10. An unconscionable vote against the disabled (Dec. 5). My reaction to Senate Republicans’ rejection of a United Nations treaty on the rights of the disabled — a treaty modeled after the Americans with Disabilities Act, championed by President George H.W. Bush, a Republican.

Ghosts of 2011. Oddly enough, the single most popular post of 2012 was one I wrote in 2011 — a fairly terse item on Jay Severin’s return to the Boston airwaves, a comeback that proved to be brief. As I wrote last year, I’ve put up several Severin posts that have generated huge traffic, and I have no idea why.

Ed Markey, through the mists of time

Veteran political reporter Peter Lucas reminds us of a great anecdote involving a young state rep named Ed Markey and Massachusetts House Speaker Tom McGee, who died last week.
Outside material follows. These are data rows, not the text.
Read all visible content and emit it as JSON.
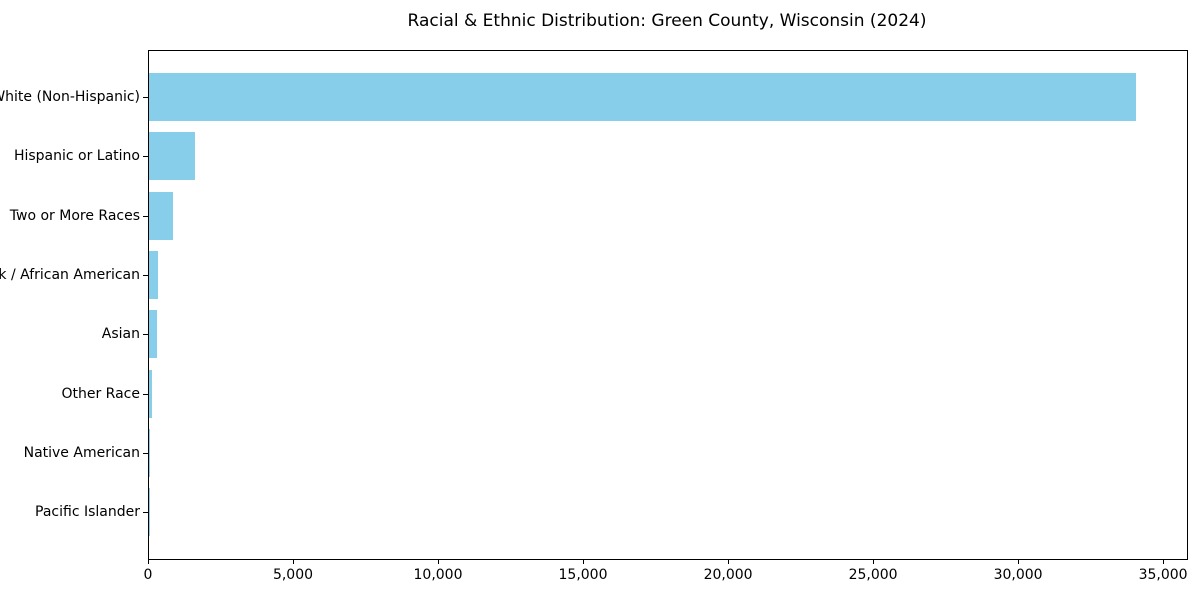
{
  "chart_data": {
    "type": "bar",
    "orientation": "horizontal",
    "title": "Racial & Ethnic Distribution: Green County, Wisconsin (2024)",
    "categories": [
      "White (Non-Hispanic)",
      "Hispanic or Latino",
      "Two or More Races",
      "Black / African American",
      "Asian",
      "Other Race",
      "Native American",
      "Pacific Islander"
    ],
    "values": [
      34030,
      1580,
      830,
      320,
      260,
      110,
      40,
      10
    ],
    "xlabel": "",
    "ylabel": "",
    "xlim": [
      0,
      35790
    ],
    "xticks": [
      0,
      5000,
      10000,
      15000,
      20000,
      25000,
      30000,
      35000
    ],
    "xtick_labels": [
      "0",
      "5,000",
      "10,000",
      "15,000",
      "20,000",
      "25,000",
      "30,000",
      "35,000"
    ],
    "bar_color": "#87CEEB",
    "axis_color": "#000000",
    "text_color": "#000000",
    "background": "#FFFFFF",
    "grid": false,
    "legend": false
  }
}
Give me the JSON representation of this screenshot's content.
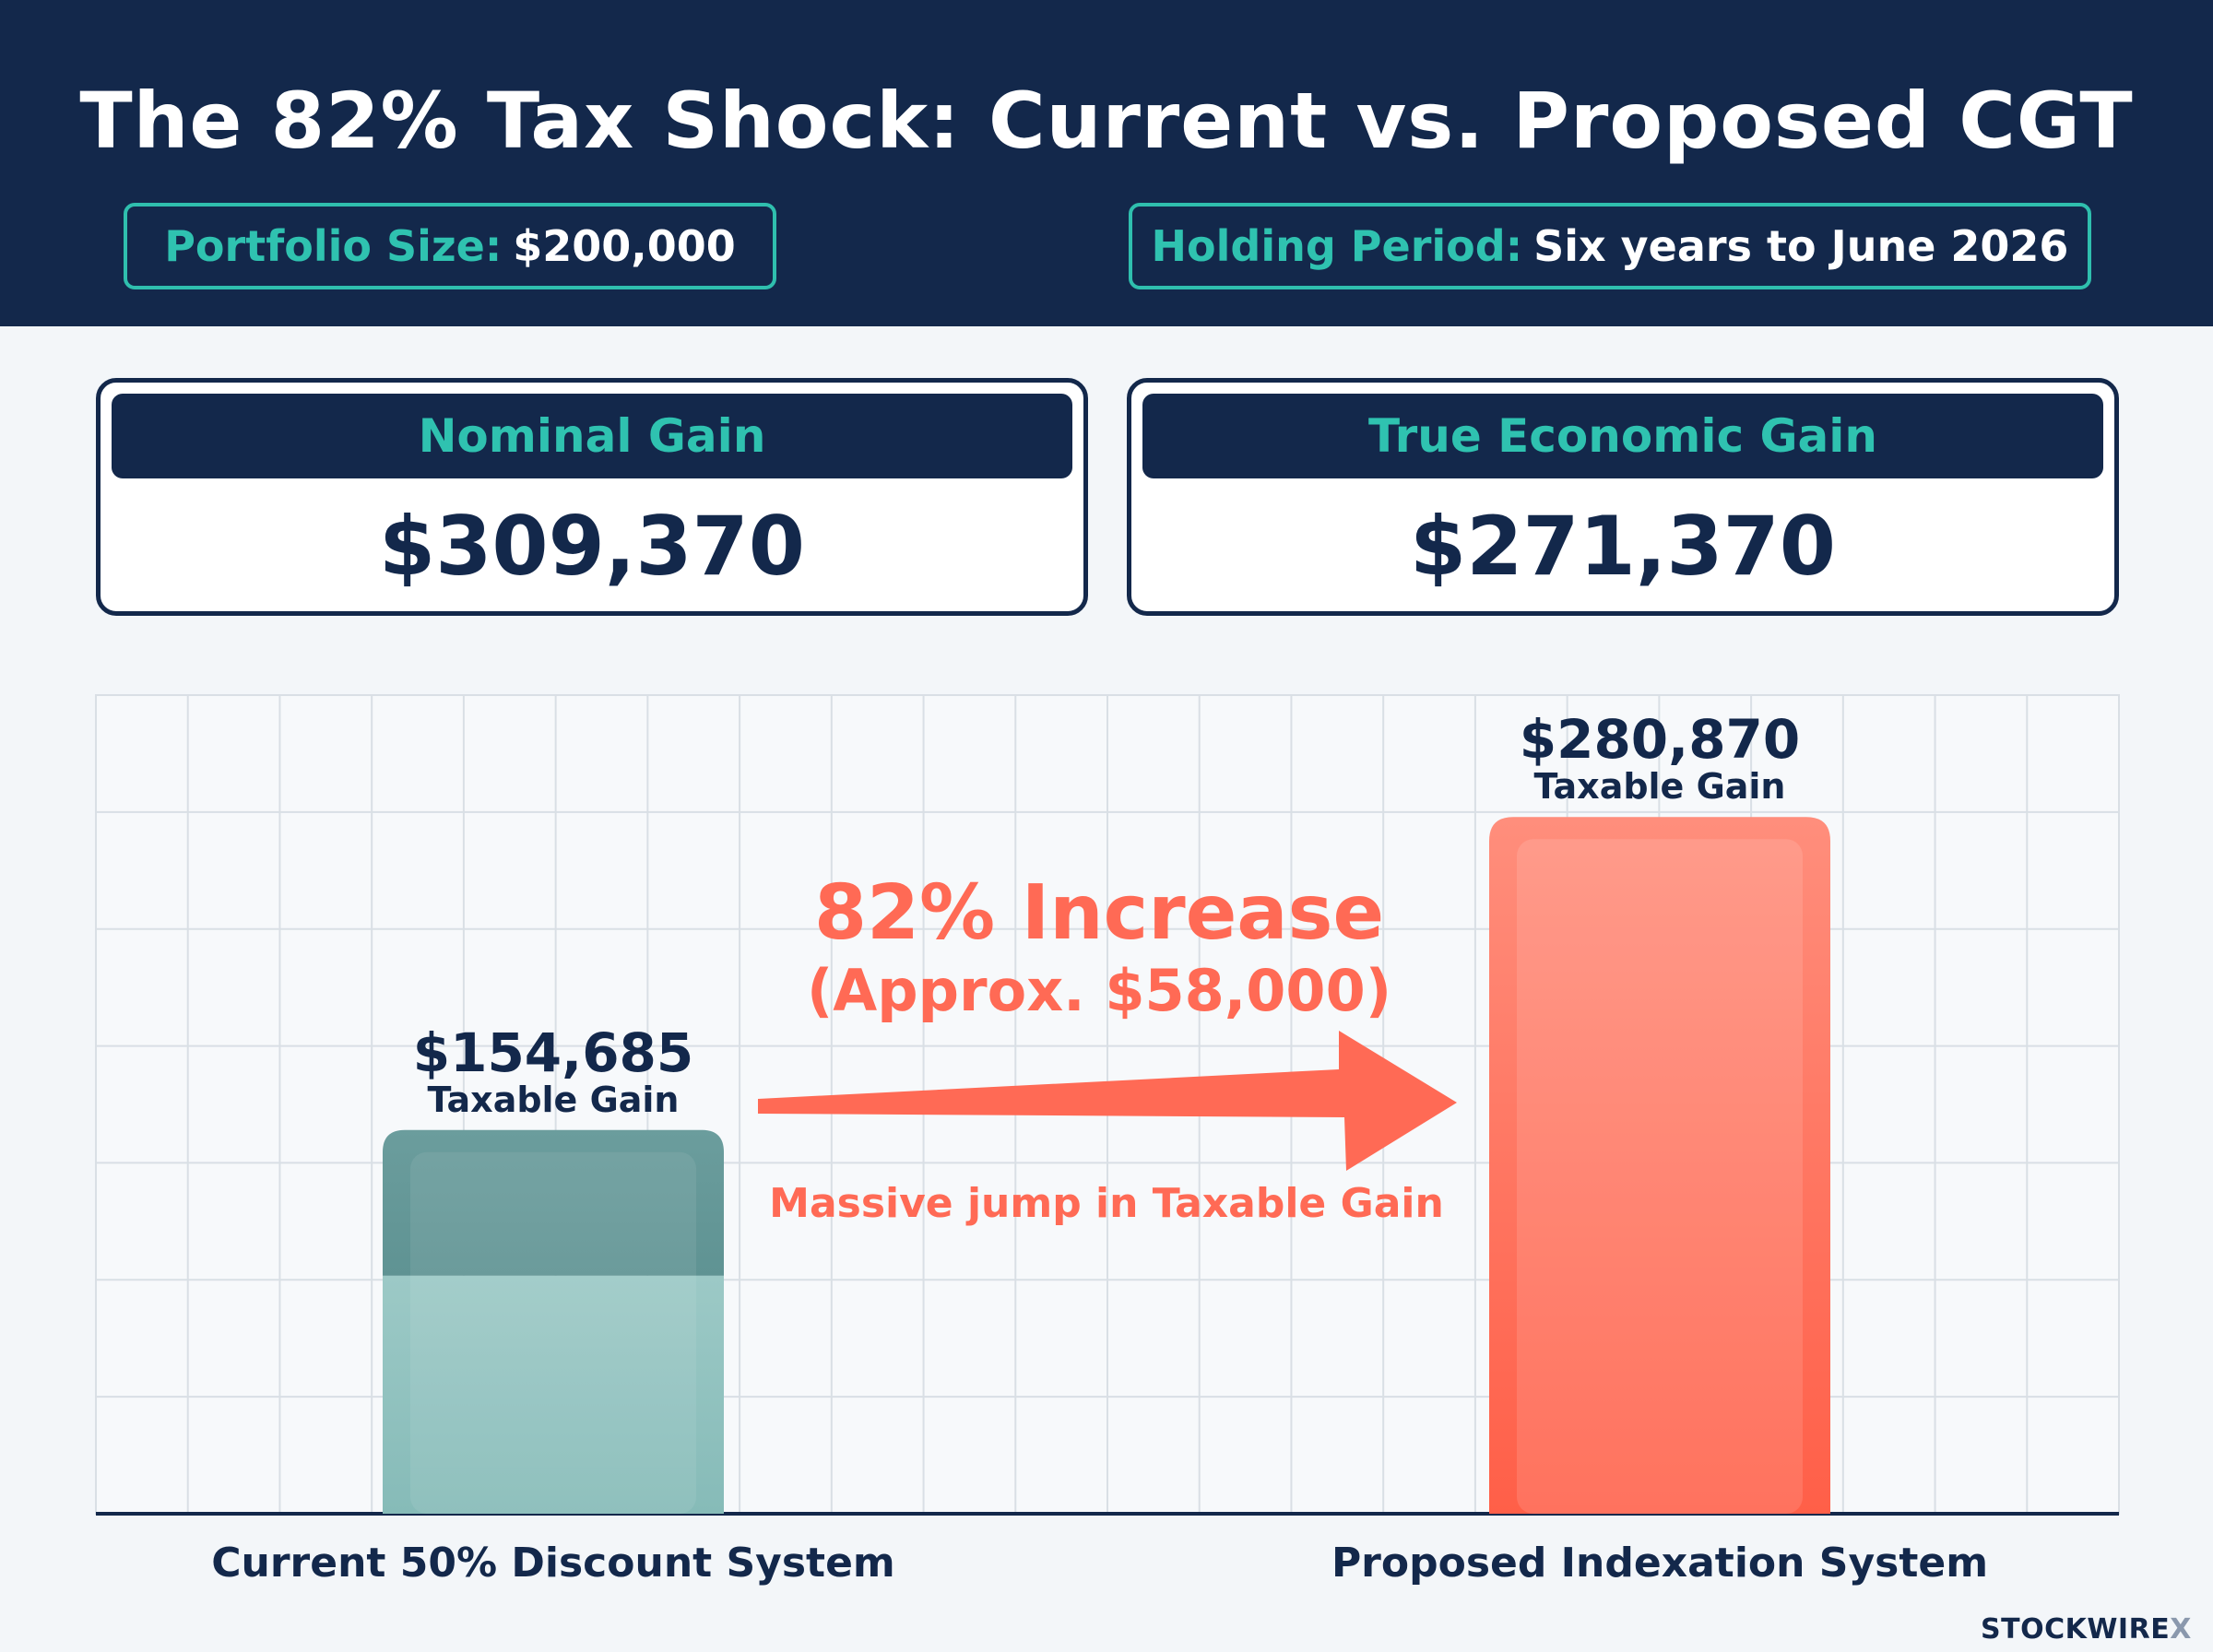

Lucas writes in The Sun of Lowell:

In the middle of his second term in 1975, Markey opposed McGee on a bill dealing with the abolition of part-time district court judges in Massachusetts. As a result, so the story goes, an angry McGee threw Markey, a lawyer, off the Judiciary Committee, and had him and his desk moved out of the committee offices into the hallway.

A year later, a congressional seat opened up, and Markey ran under the slogan “They may tell me where to sit, but nobody tells me where to stand.” It was “boffo,” Lucas writes, and Markey won.

Now, as Markey gears up for a Senate campaign, he’ll have to convince voters that he’s done or said anything as memorable as that in the intervening 38 years.